Waste not, want not; Jevons Paradox.

Projecting backwards from my reading on peak oil mitigation WI it was an article of faith from the start of the Industrial Revolution to squeeze every last drop from resource inputs? So industry generated electricty from it's waste heat and reused/recycled/sold its waste products, electrcity generation plants used waste heat to heat nearby buildings, these sort of synergistic things. Now before people think that greater energy/resource efficiency leads to less energy/resource use Jevon paradox states the opposite; greater efficiency leads to greater consumption.

So how do we develop in a world where there is far more electricty generation available from the get-go and more quantity/diverse outputs from industry? Would we have suffered a resource driven collapse, or transcended resurce limitations, or something else again?
 
Projecting backwards from my reading on peak oil mitigation WI it was an article of faith from the start of the Industrial Revolution to squeeze every last drop from resource inputs? So industry generated electricty from it's waste heat and reused/recycled/sold its waste products, electrcity generation plants used waste heat to heat nearby buildings, these sort of synergistic things. Now before people think that greater energy/resource efficiency leads to less energy/resource use Jevon paradox states the opposite; greater efficiency leads to greater consumption.

So how do we develop in a world where there is far more electricty generation available from the get-go and more quantity/diverse outputs from industry? Would we have suffered a resource driven collapse, or transcended resurce limitations, or something else again?

Seems unlikely to me. If the ruthlessly profit-maximizing businessmen of the industrial age weren't doing it in our timeline, that means it was probably not cost-effective. The two reasons that spring to mind that might explain it being so are first, that that kind of thing is inherently more trouble than its worth, and second, that there was a market failure, with either costs or benefits not properly internalized.

The second case is more helpful to your proposition. But even there, I have my doubts. The usual way of correcting a market failure is state intervention, which I have a hard time seeing the governments of OTL's industrial era undertaking. They lacked the intellectual grounding and bureaucratic apparatus, IMO. The term "market failure" wasn't even invented until the 1950s, after all.

As an aside, I wouldn't trust the peak oil doomers.
 
Apparently there are a myriad of laws inibiting the full extraction of value from resource inputs.

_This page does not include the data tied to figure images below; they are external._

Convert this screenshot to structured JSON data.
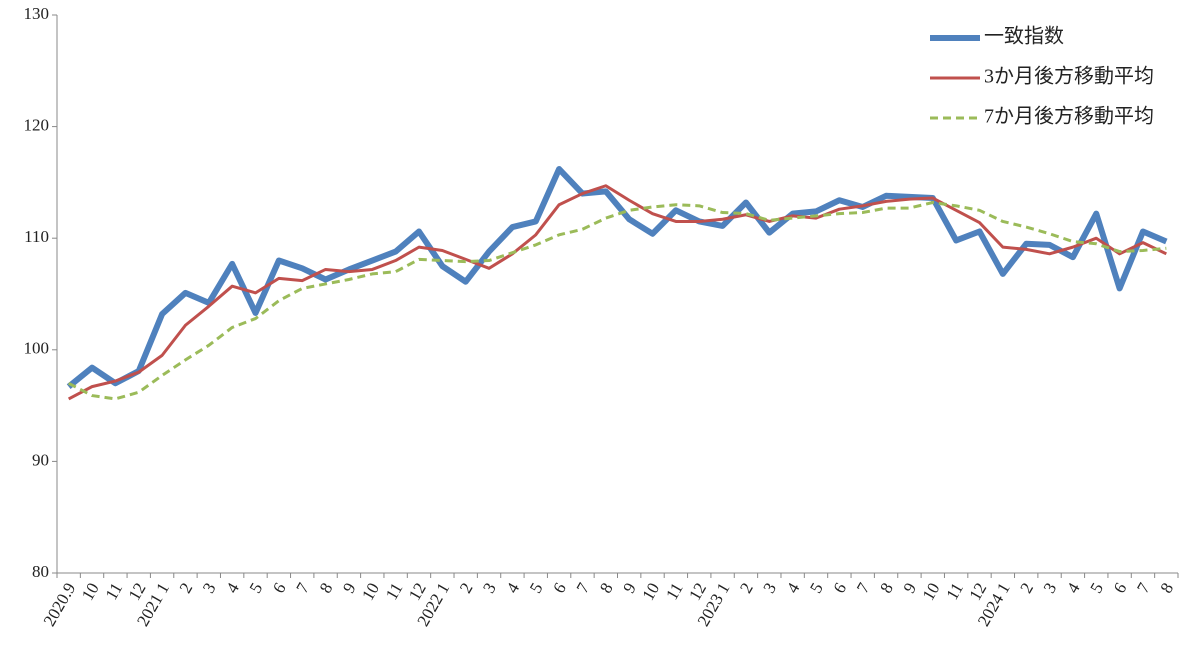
{
  "chart_data": {
    "type": "line",
    "categories": [
      "2020.9",
      "10",
      "11",
      "12",
      "2021 1",
      "2",
      "3",
      "4",
      "5",
      "6",
      "7",
      "8",
      "9",
      "10",
      "11",
      "12",
      "2022 1",
      "2",
      "3",
      "4",
      "5",
      "6",
      "7",
      "8",
      "9",
      "10",
      "11",
      "12",
      "2023 1",
      "2",
      "3",
      "4",
      "5",
      "6",
      "7",
      "8",
      "9",
      "10",
      "11",
      "12",
      "2024 1",
      "2",
      "3",
      "4",
      "5",
      "6",
      "7",
      "8"
    ],
    "series": [
      {
        "name": "一致指数",
        "color": "#4f81bd",
        "dash": "solid",
        "values": [
          96.7,
          98.4,
          97.0,
          98.1,
          103.2,
          105.1,
          104.2,
          107.7,
          103.3,
          108.0,
          107.3,
          106.3,
          107.2,
          108.0,
          108.8,
          110.6,
          107.5,
          106.1,
          108.8,
          111.0,
          111.5,
          116.2,
          114.0,
          114.2,
          111.7,
          110.4,
          112.5,
          111.5,
          111.1,
          113.2,
          110.5,
          112.2,
          112.4,
          113.4,
          112.8,
          113.8,
          113.7,
          113.6,
          109.8,
          110.6,
          106.8,
          109.5,
          109.4,
          108.3,
          112.2,
          105.5,
          110.6,
          109.7
        ]
      },
      {
        "name": "3か月後方移動平均",
        "color": "#c0504d",
        "dash": "solid",
        "values": [
          95.6,
          96.7,
          97.2,
          98.0,
          99.5,
          102.2,
          103.9,
          105.7,
          105.1,
          106.4,
          106.2,
          107.2,
          107.0,
          107.2,
          108.0,
          109.2,
          108.9,
          108.1,
          107.3,
          108.6,
          110.3,
          113.0,
          114.0,
          114.7,
          113.4,
          112.2,
          111.5,
          111.5,
          111.7,
          112.1,
          111.5,
          112.0,
          111.8,
          112.6,
          112.9,
          113.3,
          113.5,
          113.6,
          112.5,
          111.4,
          109.2,
          109.0,
          108.6,
          109.2,
          110.0,
          108.6,
          109.6,
          108.6
        ]
      },
      {
        "name": "7か月後方移動平均",
        "color": "#9bbb59",
        "dash": "dashed",
        "values": [
          97.0,
          95.9,
          95.6,
          96.2,
          97.7,
          99.1,
          100.4,
          102.0,
          102.8,
          104.4,
          105.5,
          105.9,
          106.3,
          106.8,
          107.0,
          108.1,
          108.0,
          107.9,
          108.0,
          108.7,
          109.4,
          110.3,
          110.8,
          111.8,
          112.5,
          112.8,
          113.0,
          112.9,
          112.3,
          112.2,
          111.6,
          111.8,
          112.0,
          112.2,
          112.3,
          112.7,
          112.7,
          113.2,
          112.9,
          112.5,
          111.5,
          111.0,
          110.4,
          109.7,
          109.5,
          108.8,
          108.9,
          109.1
        ]
      }
    ],
    "ylim": [
      80,
      130
    ],
    "yticks": [
      80,
      90,
      100,
      110,
      120,
      130
    ],
    "grid": false,
    "legend": "top-right"
  }
}
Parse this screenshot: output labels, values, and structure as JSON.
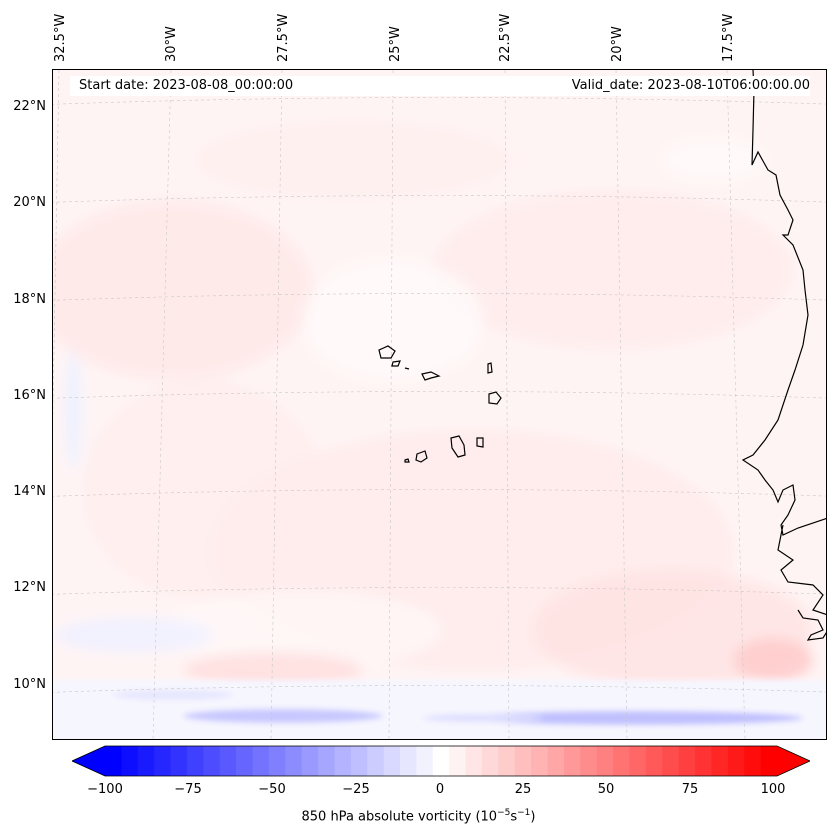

My favourite law is the US anti-trust law from the 30s that states a company which owns a regulated business like a power utility cannot own an unregulated business like a tram company. This killed the electrcity-tram synergy which made trams less competitive. Similarly there are laws in the US which make it illegal for non-utilities to provide electricity to the grid, so industry can't effectively harness their waste heat to use/sell as electricity.

What's a peak oil doomer? Someone who thinks we'll be over-run by neo-Vikings when civilisation collapes, rather than emphasising the non-oil options we have available?
 
Apparently there are a myriad of laws inibiting the full extraction of value from resource inputs.

My favourite law is the US anti-trust law from the 30s that states a company which owns a regulated business like a power utility cannot own an unregulated business like a tram company. This killed the electrcity-tram synergy which made trams less competitive. Similarly there are laws in the US which make it illegal for non-utilities to provide electricity to the grid, so industry can't effectively harness their waste heat to use/sell as electricity.

I'd be interested in hearing more details about these laws.

What's a peak oil doomer? Someone who thinks we'll be over-run by neo-Vikings when civilisation collapes, rather than emphasising the non-oil options we have available?

Pretty much, yeah.
 
http://en.wikipedia.org/wiki/Recycled_Energy_Development

Tom Casten runs this company, he says somewhere in the references that a major reason that energy isn't recycled is because it's illegal.

I can't find the bit on electricty and trams but I stumbled on it from the tram end of the argument.

BTW I'm thinking of energy recycling as a secondary arm of industry, once a plant is up and running installing a waste heat recycling boiler-generator would be a way to cut costs/increase profits.
 
http://en.wikipedia.org/wiki/Recycled_Energy_Development

Tom Casten runs this company, he says somewhere in the references that a major reason that energy isn't recycled is because it's illegal.

I can't find the bit on electricty and trams but I stumbled on it from the tram end of the argument.

BTW I'm thinking of energy recycling as a secondary arm of industry, once a plant is up and running installing a waste heat recycling boiler-generator would be a way to cut costs/increase profits.

I can't find the bit in the references, but I've only had time to glance through them. Assuming for the sake of argument that he is right, my gut feeling is that these laws would date to the late nineteenth century or later, which is quite some time after the dawn of the industrial era. If that is the case, you would probably have to shift your POD to that sort of time frame - having a different legal framework established, that kind of thing. I don't feel qualified to speculate on what form that might take.